この建物の中で必見の場所と言えば「お仕置き部屋」。以前使われていた鉄格子は1階B区(入口入って右側)に展示されていますが、ガラスで再現したものがF区(女子トイレ奥)にあります。新竹の誇るガラス工芸で憲兵時代のお仕置き部屋を感じることができるなんて、この建物ならではですよね!
ガラスで再現した以前のお仕置き部屋(禁閉室)。態度の悪い憲兵が3~7日ほど閉じ込められて反省を促されたそうです
新竹市玻璃工藝博物館
住所:東大路一段2号
電話:(03)562-6091
FAX:(03)562-6093
開館:火~日 9:00~17:00
休み:月曜日
※館内は写真撮影不可です。今回は特別に撮影の許可をいただきました。
気持ち良さそうに泳いでいました
公園路のメイン入口左手にある「麗池湖畔」。「麗しの池」と名付けられていますが、エメラルドグリーンが濁ってしまっているのは少し残念です。しかし、池の上には台湾でよく見られるクネクネと曲がった橋「九曲橋」や屋根付きの椅子があり、風が気持ちいい!旅行中疲れた際にもゆっくり休憩できる場所ですよね。
日本統治時代の建物が残されていました
その奥には1931年に建設、1935年に増築した「湖畔料亭」があります。当時ここへ来ることができたのは高官のみ。歌い踊り、酒を飲んで楽しんだと言われています。当時、ここを経営していたのは「只左優子」氏。お兄さんが消防隊の隊長を務めていた関係で経営を任されていたそうですよ。時は流れ第二次世界大戦には、新竹に神風特攻隊の部隊が置かれました。出撃前日には湖畔料亭を訪れ、最後の夜を過ごした者もいるそうです。日本統治終了後は空軍の医務隊、学校、高官の寮があり「空軍十一村」と呼ばれていました。その後、住民が引っ越したのを機に、リノベーションが施され、現在では芸文展覧スペースとして使用。今後はカフェスペースを設ける予定があるそうです。

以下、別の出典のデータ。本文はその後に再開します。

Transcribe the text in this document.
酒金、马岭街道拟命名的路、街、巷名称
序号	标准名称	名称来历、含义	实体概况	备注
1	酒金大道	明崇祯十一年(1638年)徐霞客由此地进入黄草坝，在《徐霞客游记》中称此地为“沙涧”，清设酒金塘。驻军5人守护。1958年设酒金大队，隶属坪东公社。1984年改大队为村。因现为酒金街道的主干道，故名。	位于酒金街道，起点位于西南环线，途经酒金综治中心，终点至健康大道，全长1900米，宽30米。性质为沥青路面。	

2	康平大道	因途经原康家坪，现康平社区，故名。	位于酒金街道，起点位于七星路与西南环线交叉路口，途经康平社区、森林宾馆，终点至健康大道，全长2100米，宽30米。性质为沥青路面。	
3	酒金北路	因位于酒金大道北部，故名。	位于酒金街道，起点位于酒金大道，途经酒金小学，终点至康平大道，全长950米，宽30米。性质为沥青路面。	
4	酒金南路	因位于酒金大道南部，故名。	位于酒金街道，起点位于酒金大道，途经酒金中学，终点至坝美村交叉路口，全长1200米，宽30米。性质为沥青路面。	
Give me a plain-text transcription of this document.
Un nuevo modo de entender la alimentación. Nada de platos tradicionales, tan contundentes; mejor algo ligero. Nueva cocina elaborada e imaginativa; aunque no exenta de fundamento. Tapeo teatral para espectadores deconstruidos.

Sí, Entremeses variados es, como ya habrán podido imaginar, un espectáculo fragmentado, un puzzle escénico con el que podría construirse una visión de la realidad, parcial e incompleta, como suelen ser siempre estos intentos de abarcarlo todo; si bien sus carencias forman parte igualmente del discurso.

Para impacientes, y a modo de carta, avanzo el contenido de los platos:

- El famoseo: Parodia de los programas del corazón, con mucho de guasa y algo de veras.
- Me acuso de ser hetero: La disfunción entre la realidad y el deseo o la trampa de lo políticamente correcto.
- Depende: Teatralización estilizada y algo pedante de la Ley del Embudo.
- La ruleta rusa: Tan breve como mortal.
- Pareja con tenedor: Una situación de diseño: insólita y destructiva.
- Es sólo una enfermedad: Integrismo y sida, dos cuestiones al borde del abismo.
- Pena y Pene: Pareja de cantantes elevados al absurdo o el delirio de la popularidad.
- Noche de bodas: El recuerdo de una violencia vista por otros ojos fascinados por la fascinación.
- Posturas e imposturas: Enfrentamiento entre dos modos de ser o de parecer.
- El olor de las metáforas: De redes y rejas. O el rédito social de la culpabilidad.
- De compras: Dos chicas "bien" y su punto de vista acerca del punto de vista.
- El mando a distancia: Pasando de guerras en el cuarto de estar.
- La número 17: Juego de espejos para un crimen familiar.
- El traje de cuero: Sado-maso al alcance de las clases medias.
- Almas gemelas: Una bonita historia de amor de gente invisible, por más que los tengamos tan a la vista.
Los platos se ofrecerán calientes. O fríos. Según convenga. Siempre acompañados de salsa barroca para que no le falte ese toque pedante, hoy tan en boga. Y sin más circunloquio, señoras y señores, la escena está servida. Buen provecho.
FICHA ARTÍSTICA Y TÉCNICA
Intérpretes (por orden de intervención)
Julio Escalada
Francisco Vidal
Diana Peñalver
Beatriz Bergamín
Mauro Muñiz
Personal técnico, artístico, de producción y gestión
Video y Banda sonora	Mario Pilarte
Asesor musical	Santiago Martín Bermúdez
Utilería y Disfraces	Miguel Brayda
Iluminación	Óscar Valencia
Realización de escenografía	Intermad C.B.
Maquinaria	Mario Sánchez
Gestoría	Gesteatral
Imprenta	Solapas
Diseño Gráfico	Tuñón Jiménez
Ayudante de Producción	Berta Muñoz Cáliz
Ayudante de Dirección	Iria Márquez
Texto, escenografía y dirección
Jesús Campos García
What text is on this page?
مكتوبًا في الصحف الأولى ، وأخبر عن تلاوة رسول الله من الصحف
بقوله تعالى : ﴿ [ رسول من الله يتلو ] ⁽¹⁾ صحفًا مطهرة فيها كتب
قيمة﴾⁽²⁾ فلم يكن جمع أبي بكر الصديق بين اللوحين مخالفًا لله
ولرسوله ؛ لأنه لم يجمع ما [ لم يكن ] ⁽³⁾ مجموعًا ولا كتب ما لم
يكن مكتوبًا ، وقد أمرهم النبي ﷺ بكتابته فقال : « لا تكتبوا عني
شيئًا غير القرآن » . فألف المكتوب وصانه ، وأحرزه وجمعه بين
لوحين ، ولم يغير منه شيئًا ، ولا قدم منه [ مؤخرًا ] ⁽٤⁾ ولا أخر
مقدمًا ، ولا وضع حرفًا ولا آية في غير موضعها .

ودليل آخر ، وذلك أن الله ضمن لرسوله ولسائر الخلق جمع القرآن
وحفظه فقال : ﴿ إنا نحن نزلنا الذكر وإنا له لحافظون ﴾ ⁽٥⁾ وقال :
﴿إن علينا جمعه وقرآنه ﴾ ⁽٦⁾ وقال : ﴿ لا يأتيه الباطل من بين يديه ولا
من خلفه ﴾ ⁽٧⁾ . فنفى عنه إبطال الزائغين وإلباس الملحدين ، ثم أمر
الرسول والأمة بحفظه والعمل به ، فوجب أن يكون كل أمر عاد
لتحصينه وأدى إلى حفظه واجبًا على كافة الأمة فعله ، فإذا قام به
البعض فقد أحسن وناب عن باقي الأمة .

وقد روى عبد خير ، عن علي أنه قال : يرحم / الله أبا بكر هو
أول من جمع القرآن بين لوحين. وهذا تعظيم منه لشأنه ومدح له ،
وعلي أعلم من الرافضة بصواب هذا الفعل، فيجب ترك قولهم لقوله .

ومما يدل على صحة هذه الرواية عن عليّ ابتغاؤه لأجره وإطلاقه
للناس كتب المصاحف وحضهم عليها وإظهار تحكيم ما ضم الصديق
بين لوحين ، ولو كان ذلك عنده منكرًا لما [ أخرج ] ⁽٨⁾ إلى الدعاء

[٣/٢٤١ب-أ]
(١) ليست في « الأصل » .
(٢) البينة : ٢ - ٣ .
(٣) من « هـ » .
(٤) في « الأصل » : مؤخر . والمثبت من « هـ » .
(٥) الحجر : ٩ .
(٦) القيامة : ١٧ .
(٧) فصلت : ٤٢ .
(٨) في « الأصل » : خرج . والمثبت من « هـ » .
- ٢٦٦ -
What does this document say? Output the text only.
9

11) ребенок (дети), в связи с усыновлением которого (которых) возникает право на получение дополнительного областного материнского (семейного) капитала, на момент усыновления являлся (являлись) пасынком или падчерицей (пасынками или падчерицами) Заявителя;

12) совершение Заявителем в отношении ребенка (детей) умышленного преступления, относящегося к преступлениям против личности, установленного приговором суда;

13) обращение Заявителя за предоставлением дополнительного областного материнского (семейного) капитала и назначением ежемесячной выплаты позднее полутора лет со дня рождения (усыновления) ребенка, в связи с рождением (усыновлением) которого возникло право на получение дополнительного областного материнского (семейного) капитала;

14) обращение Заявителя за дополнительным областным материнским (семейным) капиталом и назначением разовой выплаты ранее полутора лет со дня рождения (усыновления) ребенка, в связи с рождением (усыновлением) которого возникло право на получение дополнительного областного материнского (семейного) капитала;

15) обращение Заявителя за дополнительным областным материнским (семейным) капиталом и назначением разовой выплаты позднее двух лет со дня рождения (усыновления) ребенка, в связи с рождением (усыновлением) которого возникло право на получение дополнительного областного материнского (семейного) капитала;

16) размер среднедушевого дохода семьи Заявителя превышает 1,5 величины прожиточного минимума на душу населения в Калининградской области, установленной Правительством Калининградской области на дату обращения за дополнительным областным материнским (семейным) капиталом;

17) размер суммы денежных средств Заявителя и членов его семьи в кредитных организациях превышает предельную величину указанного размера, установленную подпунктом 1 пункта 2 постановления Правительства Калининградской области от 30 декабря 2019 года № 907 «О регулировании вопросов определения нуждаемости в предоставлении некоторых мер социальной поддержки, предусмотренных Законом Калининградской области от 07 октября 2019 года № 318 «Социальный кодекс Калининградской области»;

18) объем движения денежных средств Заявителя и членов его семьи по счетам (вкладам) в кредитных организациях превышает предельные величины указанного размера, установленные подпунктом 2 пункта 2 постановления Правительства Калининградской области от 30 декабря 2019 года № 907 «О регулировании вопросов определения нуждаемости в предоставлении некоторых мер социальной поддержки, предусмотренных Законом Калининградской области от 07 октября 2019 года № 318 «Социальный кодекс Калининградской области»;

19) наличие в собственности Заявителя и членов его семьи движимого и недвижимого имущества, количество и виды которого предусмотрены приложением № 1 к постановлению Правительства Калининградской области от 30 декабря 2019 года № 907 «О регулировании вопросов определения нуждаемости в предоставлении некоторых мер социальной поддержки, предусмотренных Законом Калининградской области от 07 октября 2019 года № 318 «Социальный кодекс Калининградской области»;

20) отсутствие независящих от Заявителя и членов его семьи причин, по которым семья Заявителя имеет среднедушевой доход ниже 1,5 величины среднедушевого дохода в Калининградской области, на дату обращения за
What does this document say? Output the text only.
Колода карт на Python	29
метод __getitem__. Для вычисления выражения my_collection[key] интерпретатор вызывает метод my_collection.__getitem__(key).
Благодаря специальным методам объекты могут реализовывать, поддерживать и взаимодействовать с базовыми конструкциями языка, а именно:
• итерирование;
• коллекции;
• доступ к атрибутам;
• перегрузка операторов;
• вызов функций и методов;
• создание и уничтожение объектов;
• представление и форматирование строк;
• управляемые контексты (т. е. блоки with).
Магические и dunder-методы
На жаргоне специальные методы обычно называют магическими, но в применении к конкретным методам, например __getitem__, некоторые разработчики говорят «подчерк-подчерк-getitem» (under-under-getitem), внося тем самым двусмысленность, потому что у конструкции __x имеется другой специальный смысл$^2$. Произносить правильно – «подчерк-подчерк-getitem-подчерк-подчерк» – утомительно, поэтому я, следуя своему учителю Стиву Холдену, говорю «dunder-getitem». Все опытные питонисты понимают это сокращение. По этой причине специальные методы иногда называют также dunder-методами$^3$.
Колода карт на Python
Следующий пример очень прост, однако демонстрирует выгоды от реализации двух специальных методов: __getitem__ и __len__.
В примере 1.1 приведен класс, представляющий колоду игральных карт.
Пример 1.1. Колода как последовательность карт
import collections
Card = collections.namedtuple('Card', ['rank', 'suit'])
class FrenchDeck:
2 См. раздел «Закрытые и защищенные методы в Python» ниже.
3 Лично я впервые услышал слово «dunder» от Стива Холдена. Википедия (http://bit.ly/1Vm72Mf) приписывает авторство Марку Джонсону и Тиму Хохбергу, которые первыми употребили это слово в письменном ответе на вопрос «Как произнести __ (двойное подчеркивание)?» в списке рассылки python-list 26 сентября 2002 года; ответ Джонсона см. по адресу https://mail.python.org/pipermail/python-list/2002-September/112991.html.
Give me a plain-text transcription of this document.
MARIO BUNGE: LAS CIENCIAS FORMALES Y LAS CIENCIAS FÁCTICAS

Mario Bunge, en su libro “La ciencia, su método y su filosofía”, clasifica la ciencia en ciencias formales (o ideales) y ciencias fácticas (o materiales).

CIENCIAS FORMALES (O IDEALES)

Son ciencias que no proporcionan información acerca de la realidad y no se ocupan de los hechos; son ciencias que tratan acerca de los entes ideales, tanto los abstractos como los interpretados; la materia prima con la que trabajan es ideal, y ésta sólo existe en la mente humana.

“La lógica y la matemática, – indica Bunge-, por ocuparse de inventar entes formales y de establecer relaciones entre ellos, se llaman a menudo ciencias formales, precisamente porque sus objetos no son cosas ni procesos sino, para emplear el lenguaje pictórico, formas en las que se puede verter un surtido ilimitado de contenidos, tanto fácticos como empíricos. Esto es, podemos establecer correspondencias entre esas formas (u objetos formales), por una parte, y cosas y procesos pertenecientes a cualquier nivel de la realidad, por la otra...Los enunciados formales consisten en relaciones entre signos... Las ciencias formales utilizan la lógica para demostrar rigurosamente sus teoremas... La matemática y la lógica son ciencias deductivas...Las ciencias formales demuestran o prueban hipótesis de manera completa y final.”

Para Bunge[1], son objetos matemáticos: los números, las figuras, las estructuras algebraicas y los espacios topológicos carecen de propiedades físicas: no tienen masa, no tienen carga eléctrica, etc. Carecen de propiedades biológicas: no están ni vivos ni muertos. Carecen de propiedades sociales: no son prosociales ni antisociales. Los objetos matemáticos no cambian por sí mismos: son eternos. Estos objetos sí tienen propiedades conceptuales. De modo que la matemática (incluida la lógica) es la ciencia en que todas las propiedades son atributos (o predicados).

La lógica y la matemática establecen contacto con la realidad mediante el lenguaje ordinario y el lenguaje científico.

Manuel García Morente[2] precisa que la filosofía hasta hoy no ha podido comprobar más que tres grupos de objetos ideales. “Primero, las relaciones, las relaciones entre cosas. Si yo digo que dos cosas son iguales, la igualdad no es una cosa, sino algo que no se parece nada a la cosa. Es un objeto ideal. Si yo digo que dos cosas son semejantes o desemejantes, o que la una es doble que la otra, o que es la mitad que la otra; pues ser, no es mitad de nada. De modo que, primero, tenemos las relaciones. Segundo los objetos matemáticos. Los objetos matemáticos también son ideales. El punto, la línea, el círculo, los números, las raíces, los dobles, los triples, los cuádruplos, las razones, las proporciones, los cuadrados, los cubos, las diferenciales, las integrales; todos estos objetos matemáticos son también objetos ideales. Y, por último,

元々5軒の建物があったそうですが、そのうちひとつは火事で全焼。今は4軒のみ残されています。建物は主に杉およびメノキを使用していました。現在見られる姿はリノベーション後のもので、ちょっと新しすぎる部分もありますが、当時の様子をなかなかうまく再現できていると思います。ガラスフェスティバルの際には展示場として使われるため、ガラス工芸のみならず建物の中も見ることができます。
立派な樹を残しながらリノベーションが施されました
枯山水はこの部分のみ!
ナビが気になったのは「日式庭園」と呼ばれる場所。説明を読んでみると「枯山水」の説明が書いてあるのですが、どう見ても周りに水路があるじゃないですか!水があっては枯山水にはならぬ…。後で新竹に詳しい「温文龍」先生に教えていただいたのですが、枯山水はこのスペースの奥にある一部のみ。その周りは中国の王羲之が詩、酒、音楽にふける清談の風に染まっていった際に好んだと言われる作りを再現しているそうです。もちろんこれは排水設備という目的もありますが、日本と中国の要素が詰まった他ではなかなか見られない作り。当時は枯山水のことを知らない人が作ってこのようになってしまいましたが、これがかえって趣深いものになっていますよね!
時間の関係で2カ所しか見て回れませんでしたが、新竹らしいゆったりとした時間が流れる場所でした。公園内には動物園や孔廟もあり、まだまだ新竹のことを感じられそうです。次回は時間をたっぷり訪れたいなぁと思います。
以上、満開の桜を見に来るぞ!と計画しているナビがお届けしました。